The value of these circuit breakers treads a fine line - while epidemiologically we know that quarantines and restricting movement would break the virus transmission cycle, epidemiology can’t exist in a vacuum and public health policy decisions need to be embedded in a broader social and economic context. Treading the tightrope of limiting infection spread, protecting the health services and maintaining the economy is a complex (nonlinear) problem fraught with scientific and political uncertainties.

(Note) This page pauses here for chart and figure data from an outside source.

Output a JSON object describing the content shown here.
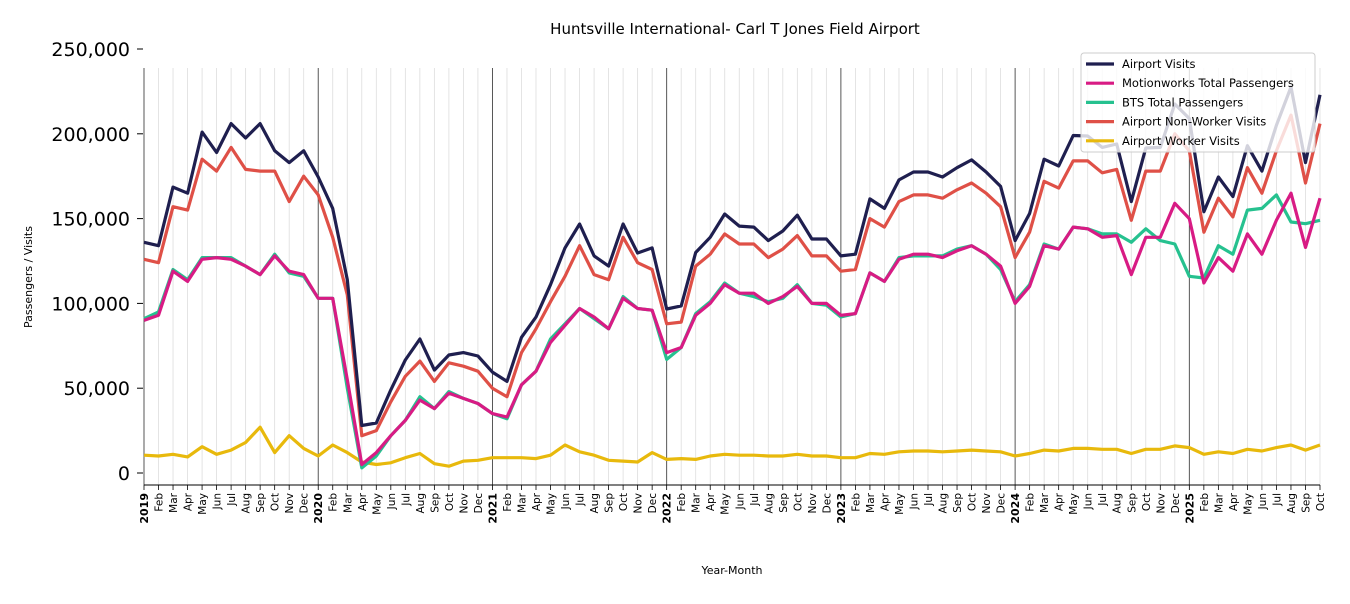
{
  "chart_data": {
    "type": "line",
    "title": "Huntsville International- Carl T Jones Field Airport",
    "xlabel": "Year-Month",
    "ylabel": "Passengers / Visits",
    "ylim": [
      0,
      250000
    ],
    "yticks": [
      0,
      50000,
      100000,
      150000,
      200000,
      250000
    ],
    "ytick_labels": [
      "0",
      "50,000",
      "100,000",
      "150,000",
      "200,000",
      "250,000"
    ],
    "start": "2019-01",
    "end": "2025-10",
    "month_labels": [
      "Feb",
      "Mar",
      "Apr",
      "May",
      "Jun",
      "Jul",
      "Aug",
      "Sep",
      "Oct",
      "Nov",
      "Dec"
    ],
    "legend_position": "top-right",
    "grid": "vertical monthly, darker at year boundaries",
    "series": [
      {
        "name": "Airport Visits",
        "color": "#1f1f4f",
        "values": [
          136,
          134,
          168.6,
          165,
          201,
          189,
          206,
          197.5,
          206,
          190,
          183,
          190,
          174.5,
          156,
          114,
          28,
          29.5,
          49,
          66.6,
          79,
          60.7,
          69.6,
          71,
          69,
          59.5,
          54,
          80,
          92,
          111,
          132.7,
          146.8,
          128,
          122,
          146.8,
          129.7,
          132.7,
          96.7,
          98.5,
          130,
          139,
          152.7,
          145.6,
          145,
          137,
          142.7,
          152,
          138,
          138,
          128,
          129,
          161.6,
          156,
          172.8,
          177.5,
          177.5,
          174.5,
          180,
          184.6,
          177.5,
          169,
          137,
          153,
          185,
          181,
          199,
          198.7,
          192,
          194,
          160,
          191.6,
          192,
          217.6,
          209,
          154,
          174.5,
          163,
          193,
          178,
          205,
          227.6,
          183,
          223
        ]
      },
      {
        "name": "Motionworks Total Passengers",
        "color": "#d81b84",
        "values": [
          90,
          93,
          119,
          113,
          126,
          127,
          126,
          122,
          117,
          128,
          119,
          117,
          103,
          103,
          55,
          5,
          12,
          22,
          31,
          43,
          38,
          47,
          44,
          41,
          35,
          33,
          52,
          60,
          77,
          87,
          97,
          92,
          85,
          103,
          97,
          96,
          71,
          74,
          93,
          100,
          111,
          106,
          106,
          100,
          104,
          110,
          100,
          100,
          93,
          94,
          118,
          113,
          126,
          129,
          129,
          127,
          131,
          134,
          129,
          122,
          100,
          110,
          134,
          132,
          145,
          144,
          139,
          140,
          117,
          139,
          139,
          159,
          150,
          112,
          127,
          119,
          141,
          129,
          149,
          165,
          133,
          162
        ]
      },
      {
        "name": "BTS Total Passengers",
        "color": "#26c18f",
        "values": [
          91,
          95,
          120,
          114,
          127,
          127,
          127,
          122,
          117,
          129,
          118,
          116,
          103,
          103,
          50,
          3,
          10,
          22,
          31,
          45,
          38,
          48,
          44,
          41,
          35,
          32,
          52,
          60,
          79,
          88,
          97,
          91,
          85,
          104,
          97,
          96,
          67,
          74,
          94,
          101,
          112,
          106,
          104,
          101,
          103,
          111,
          100,
          99,
          92,
          94,
          118,
          113,
          127,
          128,
          128,
          128,
          132,
          134,
          129,
          120,
          101,
          111,
          135,
          132,
          145,
          144,
          141,
          141,
          136,
          144,
          137,
          135,
          116,
          115,
          134,
          129,
          155,
          156,
          164,
          148,
          147,
          149
        ]
      },
      {
        "name": "Airport Non-Worker Visits",
        "color": "#df5047",
        "values": [
          126,
          124,
          157,
          155,
          185,
          178,
          192,
          179,
          178,
          178,
          160,
          175,
          164,
          139,
          105,
          22,
          25,
          42,
          57,
          66,
          54,
          65,
          63,
          60,
          50,
          45,
          71,
          85,
          101,
          116,
          134,
          117,
          114,
          139,
          124,
          120,
          88,
          89,
          122,
          129,
          141,
          135,
          135,
          127,
          132,
          140,
          128,
          128,
          119,
          120,
          150,
          145,
          160,
          164,
          164,
          162,
          167,
          171,
          165,
          157,
          127,
          142,
          172,
          168,
          184,
          184,
          177,
          179,
          149,
          178,
          178,
          200,
          190,
          142,
          162,
          151,
          180,
          165,
          190,
          211,
          171,
          206
        ]
      },
      {
        "name": "Airport Worker Visits",
        "color": "#e8b90c",
        "values": [
          10.5,
          10,
          11,
          9.5,
          15.5,
          11,
          13.5,
          18,
          27,
          12,
          22,
          14.5,
          10,
          16.5,
          12,
          6.5,
          5,
          6,
          9,
          11.5,
          5.5,
          4,
          7,
          7.5,
          9,
          9,
          9,
          8.5,
          10.5,
          16.5,
          12.5,
          10.5,
          7.5,
          7,
          6.5,
          12,
          8,
          8.5,
          8,
          10,
          11,
          10.5,
          10.5,
          10,
          10,
          11,
          10,
          10,
          9,
          9,
          11.5,
          11,
          12.5,
          13,
          13,
          12.5,
          13,
          13.5,
          13,
          12.5,
          10,
          11.5,
          13.5,
          13,
          14.5,
          14.5,
          14,
          14,
          11.5,
          14,
          14,
          16,
          15,
          11,
          12.5,
          11.5,
          14,
          13,
          15,
          16.5,
          13.5,
          16.5
        ]
      }
    ],
    "value_unit_note": "values in thousands"
  }
}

Circuit breakers have other consequences than the immediacy of reducing R numbers. This can disrupt transmissions and affect the size and timing of infection peaks. In a recent commentary here we show that lockdowns can push the peak of subsequent waves of infection into the future. As an example, if a hard circuit breaker had been implemented through October, disrupting disease transmission, we have shown that the peak infections of COVID-19 would have been displaced by up to three months from early January to early April.
Provided these circuit breakers are longer than infection incubation periods and infected individuals follow self-isolation guidance, this sort of disruption to the flow of transmission has – in reality - multiple goals; first is the direct effect of reducing immediate transmission, second is shifting the infection peak and third is decoupling COVID-19 from other upper respiratory infections. Put simply, if a shift in the cycle of transmission of COVID-19 shifts an infection peak in January to a peak in April, then health services retain the capacity to offer support to patients with other infections such as seasonal flu.
Seasonal flu is a common upper respiratory infection; it has a lower spread rate than COVID-19 and there is a jab against the most likely common strain in circulation. However, it remains a virus of public health concern: it increases burden at this time of year on the health services and on average, kills 25K people a year in the UK.
Ultimately, circuit breakers can stem the transmission of COVID-19 and disrupt infection peaks, potentially separating peaks in seasonal flu and COVID-19 infections, and allowing critical health services to deal with winter illness.
As vaccine roll out develops at pace, further disrupting the spread of COVID and then using short circuit breakers might be the optimum approach to saving lives.